While it doesn’t offer an answer that completely satisfies, the Gospel does tell us that the “Why me?” question of grace is the right question, and the “Why me?” question of the victim is a dead end.
“Why such grace for me?” yields a life of joyful discipleship, eyes open to the work of God in our lives and this community, in our congregation and in the lives of our friends.
“Why have I been chosen for this suffering” cuts us off from the ability to see God’s grace at work through us and around us.
Paul in Galatians faces a terrible conflict with Peter and his allies over the importance of dietary laws and circumcision in the early church, and his writing reveals deep pain over the divisions the issues have caused. And that’s only the beginning of the suffering Paul will experience because of the fact that God has acted powerfully in his life.
In contrast to the widow of Zaraphath and the widow of Nain, for whom God brought new life and hope and relief from destitution by acting powerfully to bring new life, Paul can see that his previous life of power and privilege is gone forever because of Christ’s intrusion into his life. Paul now faces a life of hardship and suffering, punishment and derision. “Why me, Lord? Why must I suffer so?” he might ask, but instead he sees through his suffering that God is working through him.
That, I think, is the more difficult position from which to see God’s work through us. When our own needs are met, when we can see progress and results from the energy we put into ministry and a life of faithful discipleship, it is easier to keep our eyes open to God at work. When God appears to be working according to our own plan, faith comes more easily.
When, however, we lose someone we love; when our own plans for the future are dashed; when our bodies will no longer hold up to the things we want to do; when our relationships suffer strain or brokenness; when it seems others are getting our share of grace; it is more difficult to see how God is working through us.
But that’s what the gospel calls us to do: to move beyond the “Why me?” question and focus on the “How?” “How is God working through me to reveal Jesus Christ to the world?”
So, if you are one who wants to take away from the text something we can do, it is this. Take a good look at your life now – your joys, your victories, your moments of hope and optimism; and, on the other hand, your disappointments, your failures, your bad luck; let’s ask ourselves, “How is God working through my life to reveal Jesus Christ to the world?”

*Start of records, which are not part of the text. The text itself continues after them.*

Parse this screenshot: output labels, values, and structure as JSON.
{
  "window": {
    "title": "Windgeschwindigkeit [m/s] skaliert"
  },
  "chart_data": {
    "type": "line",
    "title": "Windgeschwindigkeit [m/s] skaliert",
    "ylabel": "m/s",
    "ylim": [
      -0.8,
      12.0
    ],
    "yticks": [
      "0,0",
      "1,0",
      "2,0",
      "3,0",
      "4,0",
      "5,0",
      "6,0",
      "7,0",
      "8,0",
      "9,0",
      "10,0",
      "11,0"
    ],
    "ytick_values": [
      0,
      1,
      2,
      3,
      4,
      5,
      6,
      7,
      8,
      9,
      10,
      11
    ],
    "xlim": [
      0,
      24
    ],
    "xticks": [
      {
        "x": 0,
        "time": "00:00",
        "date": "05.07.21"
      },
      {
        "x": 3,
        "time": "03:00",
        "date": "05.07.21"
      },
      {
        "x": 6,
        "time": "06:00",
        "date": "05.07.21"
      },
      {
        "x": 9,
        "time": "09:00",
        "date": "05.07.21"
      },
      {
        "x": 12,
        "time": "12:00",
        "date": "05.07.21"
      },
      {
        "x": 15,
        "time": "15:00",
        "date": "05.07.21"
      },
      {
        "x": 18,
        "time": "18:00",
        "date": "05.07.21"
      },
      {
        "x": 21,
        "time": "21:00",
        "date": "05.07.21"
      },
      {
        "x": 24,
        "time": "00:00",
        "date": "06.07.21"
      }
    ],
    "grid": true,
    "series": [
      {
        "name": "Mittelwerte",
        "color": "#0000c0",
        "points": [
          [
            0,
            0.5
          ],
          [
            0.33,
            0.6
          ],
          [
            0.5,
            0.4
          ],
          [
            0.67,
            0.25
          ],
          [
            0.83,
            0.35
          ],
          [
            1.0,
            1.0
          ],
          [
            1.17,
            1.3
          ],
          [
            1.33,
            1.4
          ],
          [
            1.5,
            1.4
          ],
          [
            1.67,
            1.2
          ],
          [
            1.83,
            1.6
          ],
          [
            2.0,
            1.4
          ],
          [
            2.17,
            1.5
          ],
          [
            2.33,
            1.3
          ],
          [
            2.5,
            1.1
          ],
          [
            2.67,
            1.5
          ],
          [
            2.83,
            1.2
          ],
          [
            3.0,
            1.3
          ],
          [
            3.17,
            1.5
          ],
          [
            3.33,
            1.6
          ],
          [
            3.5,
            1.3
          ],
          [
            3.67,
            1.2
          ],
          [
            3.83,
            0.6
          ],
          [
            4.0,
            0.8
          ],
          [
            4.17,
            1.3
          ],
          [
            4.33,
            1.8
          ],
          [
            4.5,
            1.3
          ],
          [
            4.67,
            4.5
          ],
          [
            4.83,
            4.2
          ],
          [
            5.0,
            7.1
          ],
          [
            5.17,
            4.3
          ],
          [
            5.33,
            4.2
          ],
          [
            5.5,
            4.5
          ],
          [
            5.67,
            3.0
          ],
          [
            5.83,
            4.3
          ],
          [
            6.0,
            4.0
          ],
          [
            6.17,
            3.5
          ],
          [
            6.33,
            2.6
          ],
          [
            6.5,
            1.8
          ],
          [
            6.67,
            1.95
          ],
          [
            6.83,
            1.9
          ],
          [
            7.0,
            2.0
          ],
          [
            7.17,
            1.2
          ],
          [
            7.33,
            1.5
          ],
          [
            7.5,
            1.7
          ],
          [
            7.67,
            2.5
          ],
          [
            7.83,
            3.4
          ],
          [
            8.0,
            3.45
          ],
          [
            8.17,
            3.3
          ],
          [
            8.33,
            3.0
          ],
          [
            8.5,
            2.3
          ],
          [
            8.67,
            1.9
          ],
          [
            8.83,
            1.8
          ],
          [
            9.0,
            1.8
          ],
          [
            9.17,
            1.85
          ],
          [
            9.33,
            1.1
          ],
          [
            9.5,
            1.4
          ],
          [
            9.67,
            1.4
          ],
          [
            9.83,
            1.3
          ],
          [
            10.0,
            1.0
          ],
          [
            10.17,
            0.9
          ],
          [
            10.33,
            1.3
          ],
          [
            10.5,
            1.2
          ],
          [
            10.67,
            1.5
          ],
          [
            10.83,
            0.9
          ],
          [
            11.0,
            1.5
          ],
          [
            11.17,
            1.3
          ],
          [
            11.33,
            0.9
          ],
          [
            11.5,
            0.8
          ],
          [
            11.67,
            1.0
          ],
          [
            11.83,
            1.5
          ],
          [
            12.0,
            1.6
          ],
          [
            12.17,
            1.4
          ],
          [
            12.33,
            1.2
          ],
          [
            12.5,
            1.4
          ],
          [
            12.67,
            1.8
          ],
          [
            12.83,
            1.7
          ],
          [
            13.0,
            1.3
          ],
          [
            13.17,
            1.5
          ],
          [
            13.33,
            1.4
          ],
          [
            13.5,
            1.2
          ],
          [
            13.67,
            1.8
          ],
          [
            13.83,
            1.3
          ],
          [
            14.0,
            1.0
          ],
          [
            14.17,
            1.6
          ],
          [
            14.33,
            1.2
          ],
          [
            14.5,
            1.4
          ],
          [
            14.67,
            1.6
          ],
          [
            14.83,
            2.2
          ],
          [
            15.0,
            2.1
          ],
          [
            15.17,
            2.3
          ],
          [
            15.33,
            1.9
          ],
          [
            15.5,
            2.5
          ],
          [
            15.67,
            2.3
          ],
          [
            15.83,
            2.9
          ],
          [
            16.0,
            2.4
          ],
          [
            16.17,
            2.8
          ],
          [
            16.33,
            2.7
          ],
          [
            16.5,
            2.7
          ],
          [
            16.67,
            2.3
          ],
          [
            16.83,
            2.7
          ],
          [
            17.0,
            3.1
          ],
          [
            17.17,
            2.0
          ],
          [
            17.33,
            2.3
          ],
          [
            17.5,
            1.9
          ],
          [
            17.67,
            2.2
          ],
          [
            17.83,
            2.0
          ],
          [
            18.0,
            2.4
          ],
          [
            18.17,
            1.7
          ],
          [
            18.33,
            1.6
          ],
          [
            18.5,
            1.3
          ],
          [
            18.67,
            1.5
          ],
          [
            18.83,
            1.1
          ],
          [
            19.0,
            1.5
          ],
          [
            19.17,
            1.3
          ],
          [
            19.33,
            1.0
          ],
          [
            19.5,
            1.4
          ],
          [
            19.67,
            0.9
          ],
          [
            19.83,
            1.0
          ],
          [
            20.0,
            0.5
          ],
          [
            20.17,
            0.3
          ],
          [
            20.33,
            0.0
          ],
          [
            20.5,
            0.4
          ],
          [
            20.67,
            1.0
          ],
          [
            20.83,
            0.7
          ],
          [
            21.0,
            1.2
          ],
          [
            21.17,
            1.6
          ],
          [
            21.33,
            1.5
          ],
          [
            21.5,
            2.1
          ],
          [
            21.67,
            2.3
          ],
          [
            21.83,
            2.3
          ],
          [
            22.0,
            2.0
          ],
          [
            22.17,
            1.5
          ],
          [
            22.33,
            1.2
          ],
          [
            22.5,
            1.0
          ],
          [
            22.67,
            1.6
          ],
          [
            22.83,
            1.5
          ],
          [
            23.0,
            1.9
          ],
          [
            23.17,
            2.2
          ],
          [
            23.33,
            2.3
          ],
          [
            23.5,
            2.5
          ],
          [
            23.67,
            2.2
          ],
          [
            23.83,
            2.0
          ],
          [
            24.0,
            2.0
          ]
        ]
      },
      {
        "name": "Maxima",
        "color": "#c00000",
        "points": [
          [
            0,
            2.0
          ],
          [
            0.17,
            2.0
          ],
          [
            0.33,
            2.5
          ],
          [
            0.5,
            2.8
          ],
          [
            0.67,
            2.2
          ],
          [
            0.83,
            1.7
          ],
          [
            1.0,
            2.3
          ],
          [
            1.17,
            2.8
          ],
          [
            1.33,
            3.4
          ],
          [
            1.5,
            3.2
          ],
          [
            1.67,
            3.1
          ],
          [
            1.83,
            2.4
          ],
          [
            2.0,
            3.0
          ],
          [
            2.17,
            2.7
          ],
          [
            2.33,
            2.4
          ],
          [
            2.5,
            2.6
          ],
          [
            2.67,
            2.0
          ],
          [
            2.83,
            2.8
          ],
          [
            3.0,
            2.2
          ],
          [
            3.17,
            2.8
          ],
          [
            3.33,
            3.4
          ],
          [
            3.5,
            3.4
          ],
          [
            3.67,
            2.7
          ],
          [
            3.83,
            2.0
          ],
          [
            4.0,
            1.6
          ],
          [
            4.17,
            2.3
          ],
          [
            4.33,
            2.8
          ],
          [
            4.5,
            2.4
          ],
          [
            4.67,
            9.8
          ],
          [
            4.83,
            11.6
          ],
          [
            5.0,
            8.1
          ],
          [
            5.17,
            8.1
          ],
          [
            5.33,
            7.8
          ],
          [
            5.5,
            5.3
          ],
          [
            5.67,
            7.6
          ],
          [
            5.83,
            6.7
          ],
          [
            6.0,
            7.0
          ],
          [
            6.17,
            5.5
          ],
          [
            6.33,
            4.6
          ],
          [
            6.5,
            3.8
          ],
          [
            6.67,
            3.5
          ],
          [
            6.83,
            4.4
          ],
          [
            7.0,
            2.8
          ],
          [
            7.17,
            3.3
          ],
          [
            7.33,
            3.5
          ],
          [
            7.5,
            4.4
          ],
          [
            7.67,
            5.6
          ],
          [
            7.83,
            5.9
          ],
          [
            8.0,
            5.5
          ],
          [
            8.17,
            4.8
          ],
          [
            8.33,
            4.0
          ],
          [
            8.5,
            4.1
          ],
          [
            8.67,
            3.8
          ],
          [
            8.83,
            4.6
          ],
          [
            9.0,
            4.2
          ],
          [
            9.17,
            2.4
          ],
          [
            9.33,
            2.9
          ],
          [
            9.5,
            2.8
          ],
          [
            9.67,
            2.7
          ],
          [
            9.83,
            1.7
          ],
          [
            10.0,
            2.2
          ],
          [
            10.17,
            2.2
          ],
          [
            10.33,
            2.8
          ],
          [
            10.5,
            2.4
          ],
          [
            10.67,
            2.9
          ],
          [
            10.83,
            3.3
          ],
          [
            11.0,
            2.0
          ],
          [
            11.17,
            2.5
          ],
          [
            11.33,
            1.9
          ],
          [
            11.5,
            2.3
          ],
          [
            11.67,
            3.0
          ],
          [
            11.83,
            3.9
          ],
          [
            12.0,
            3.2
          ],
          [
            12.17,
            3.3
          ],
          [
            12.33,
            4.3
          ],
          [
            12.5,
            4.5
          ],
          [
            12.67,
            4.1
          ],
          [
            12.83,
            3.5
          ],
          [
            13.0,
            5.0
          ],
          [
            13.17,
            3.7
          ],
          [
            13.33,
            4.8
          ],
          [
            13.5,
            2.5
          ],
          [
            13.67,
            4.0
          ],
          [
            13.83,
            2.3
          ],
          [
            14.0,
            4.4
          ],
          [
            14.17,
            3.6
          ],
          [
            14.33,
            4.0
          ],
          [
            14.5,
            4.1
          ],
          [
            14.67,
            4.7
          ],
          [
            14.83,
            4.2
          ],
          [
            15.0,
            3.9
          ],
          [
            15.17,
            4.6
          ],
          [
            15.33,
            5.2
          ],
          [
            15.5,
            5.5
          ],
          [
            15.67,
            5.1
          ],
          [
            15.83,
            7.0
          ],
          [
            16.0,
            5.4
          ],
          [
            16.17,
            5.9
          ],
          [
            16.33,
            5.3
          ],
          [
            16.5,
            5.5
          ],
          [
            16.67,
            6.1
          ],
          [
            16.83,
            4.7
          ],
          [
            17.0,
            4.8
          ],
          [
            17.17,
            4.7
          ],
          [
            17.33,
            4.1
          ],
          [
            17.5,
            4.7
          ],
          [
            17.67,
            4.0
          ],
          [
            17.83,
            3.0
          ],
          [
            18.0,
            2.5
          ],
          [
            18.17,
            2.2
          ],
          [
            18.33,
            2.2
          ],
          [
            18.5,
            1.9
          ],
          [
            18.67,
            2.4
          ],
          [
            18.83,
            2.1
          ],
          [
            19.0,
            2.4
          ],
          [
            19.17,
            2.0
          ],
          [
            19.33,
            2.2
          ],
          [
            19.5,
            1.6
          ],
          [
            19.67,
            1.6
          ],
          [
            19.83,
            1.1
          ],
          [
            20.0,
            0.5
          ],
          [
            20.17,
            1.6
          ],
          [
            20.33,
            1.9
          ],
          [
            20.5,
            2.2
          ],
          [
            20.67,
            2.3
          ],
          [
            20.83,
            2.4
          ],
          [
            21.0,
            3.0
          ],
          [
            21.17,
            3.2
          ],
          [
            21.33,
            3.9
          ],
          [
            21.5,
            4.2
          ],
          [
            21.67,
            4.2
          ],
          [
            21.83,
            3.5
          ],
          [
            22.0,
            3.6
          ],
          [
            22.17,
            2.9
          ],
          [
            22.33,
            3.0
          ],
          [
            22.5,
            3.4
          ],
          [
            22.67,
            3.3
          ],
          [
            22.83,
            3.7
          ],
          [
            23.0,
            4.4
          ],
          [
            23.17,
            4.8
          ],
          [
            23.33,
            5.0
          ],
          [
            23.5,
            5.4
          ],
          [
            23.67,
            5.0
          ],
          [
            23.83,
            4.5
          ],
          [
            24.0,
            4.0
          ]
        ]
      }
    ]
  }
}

Second, and this is the harder part for us Presbyterians, let’s talk about it with each other. Do you have someone you can trust to talk about something so personal as how you believe God may be working through your life; and, to ask and listen to how God may be acting through the life of another? Much is made of how ill-equipped the average Presbyterian is to talk about faith with friends outside of the community of faith; but, before we can even think about how to do that, and how to invite someone into the life of faith we enjoy together, wouldn’t it make sense to talk about it with one another?
This is hard for a people who take seriously the warnings of Jesus not to wear our religion as a badge of honor, not to pray too loudly or too long in public, but to go into a closet in secret to pray; to hide any evidence of fasting; to give quietly, not letting the left hand know what the right hand is doing.
The key I think, is to wear our religion, not as a badge of honor, but as a garment of wonder. The only answer to Kristofferson’s question, “What have I ever done to deserve even one of the pleasures I’ve known?” – the only answer is “Nothing.”
If we start there, knowing how we stand in need of grace, then we can rise up with the new life of a widow’s only son, and live and speak in a way that reveals that God is at work in the world, and we are part of that. Thanks be to God. Amen.